LIRE ET DECOUVRIR

Un livre sous forme de journal poétique dans la zone industrielle de Gennevilliers. « LE GRAILLON »

Sur une période de presque deux ans (octobre 2014- août 2016), Guillaume Deloire, agent culturel pour la Ville, a arpenté la zone industrielle de Gennevilliers, principalement l’avenue Louis Roche, mais aussi toutes les rues avoisinantes, ainsi que le port, pour tenter de capturer les derniers indices d’un monde ouvrier qui lentement disparaît.

Feuillets de vie soustraits à l’effacement d’un monde, journal rédigé sur le coin d’une table de bistrot, pages écrites à la volée dans les journées ponctuées de haltes quotidiennes répétitives, Le Graillon est tout cela mais bien plus encore. Sous-titré « poésie ouvrière » par l’auteur de l’ouvrage, le projet d’écriture — et de mémoire — de Guillaume Déloire se lit d’une traite, d’un seul tenant, dans l’enthousiasme de la découverte d’un temps et d’un espace autres. D’une poésie autre.

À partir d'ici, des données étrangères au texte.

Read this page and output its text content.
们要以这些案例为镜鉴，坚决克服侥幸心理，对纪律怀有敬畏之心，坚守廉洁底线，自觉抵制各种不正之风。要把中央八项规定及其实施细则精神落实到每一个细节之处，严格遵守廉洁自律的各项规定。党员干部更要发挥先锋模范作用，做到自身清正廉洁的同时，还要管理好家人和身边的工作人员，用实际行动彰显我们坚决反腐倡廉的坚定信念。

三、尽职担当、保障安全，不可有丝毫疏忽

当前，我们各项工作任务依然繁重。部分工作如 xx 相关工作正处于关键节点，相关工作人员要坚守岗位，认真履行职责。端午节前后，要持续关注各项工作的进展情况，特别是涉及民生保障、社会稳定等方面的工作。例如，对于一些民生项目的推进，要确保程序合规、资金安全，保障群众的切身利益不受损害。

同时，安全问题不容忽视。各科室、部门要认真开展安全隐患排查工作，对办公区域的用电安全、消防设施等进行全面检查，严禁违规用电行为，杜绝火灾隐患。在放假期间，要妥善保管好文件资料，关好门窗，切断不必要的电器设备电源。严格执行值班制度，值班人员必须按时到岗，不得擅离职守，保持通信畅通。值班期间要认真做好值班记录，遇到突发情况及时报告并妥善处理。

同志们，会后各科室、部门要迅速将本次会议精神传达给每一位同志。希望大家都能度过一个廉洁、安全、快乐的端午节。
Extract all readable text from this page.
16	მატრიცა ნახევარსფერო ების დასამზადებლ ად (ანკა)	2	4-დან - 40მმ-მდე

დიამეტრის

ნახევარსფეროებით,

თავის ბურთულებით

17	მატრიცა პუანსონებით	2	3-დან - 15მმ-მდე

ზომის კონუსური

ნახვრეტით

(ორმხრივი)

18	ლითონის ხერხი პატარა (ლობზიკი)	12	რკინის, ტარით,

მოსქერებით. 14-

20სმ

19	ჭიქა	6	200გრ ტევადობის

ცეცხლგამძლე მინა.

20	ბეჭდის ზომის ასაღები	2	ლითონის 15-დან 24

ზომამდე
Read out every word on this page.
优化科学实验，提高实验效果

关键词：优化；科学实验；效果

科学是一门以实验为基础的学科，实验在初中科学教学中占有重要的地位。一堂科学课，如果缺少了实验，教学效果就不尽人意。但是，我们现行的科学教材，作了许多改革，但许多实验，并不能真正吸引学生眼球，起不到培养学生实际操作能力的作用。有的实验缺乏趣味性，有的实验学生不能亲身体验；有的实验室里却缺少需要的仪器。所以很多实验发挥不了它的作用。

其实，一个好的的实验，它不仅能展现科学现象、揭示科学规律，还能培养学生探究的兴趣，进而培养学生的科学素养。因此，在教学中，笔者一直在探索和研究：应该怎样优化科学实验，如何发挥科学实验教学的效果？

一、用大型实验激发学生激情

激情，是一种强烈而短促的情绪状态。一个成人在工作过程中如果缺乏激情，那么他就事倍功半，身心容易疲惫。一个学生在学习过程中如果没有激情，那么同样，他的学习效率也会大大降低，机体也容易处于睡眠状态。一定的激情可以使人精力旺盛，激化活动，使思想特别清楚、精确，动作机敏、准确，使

La langue qui est celle de Guillaume Déloire est une langue volontiers parlée, prompte à s’attacher aux mots des autres et à les faire siens, à leur histoire et à leur idiome propre. Derrière cette pauvreté, revendiquée comme un trésor, c’est toute une philosophie de l’accueil et de la générosité qui se dégage. Poésie spontanée, détachée de toute ambition de style, la poésie de Guillaume Déloire est directe, sans chiqué. Passionné de rencontres, de liens fondés sur l’écoute, l’amitié et le partage, Guillaume Déloire sillonne « la zone », ses friches ses terrains vagues ses grilles et ses murs, dans l’espoir d’arracher un instant d’éternité au passé disparu ; ou à un avenir incertain, sur le point d’être anéanti à son tour avant qu’il laisse place à l’oubli. Aimanté par les rues de la ville, Guillaume Déloire photographie ferrailleurs et ouvriers, émigrés, apatrides, Rroms et maghrébins, portugais et serbes. « Poésie ouvrière, la classe » — elle aussi menacée, au même titre que les usines où tous travaillaient jadis, et dont il ne subsiste que ruines. Écrire /Photographier. Les deux activités vont de pair. Pour témoigner d’une France que tous aimaient, et qui a sombré. Où ? Comment ? Depuis combien de temps ?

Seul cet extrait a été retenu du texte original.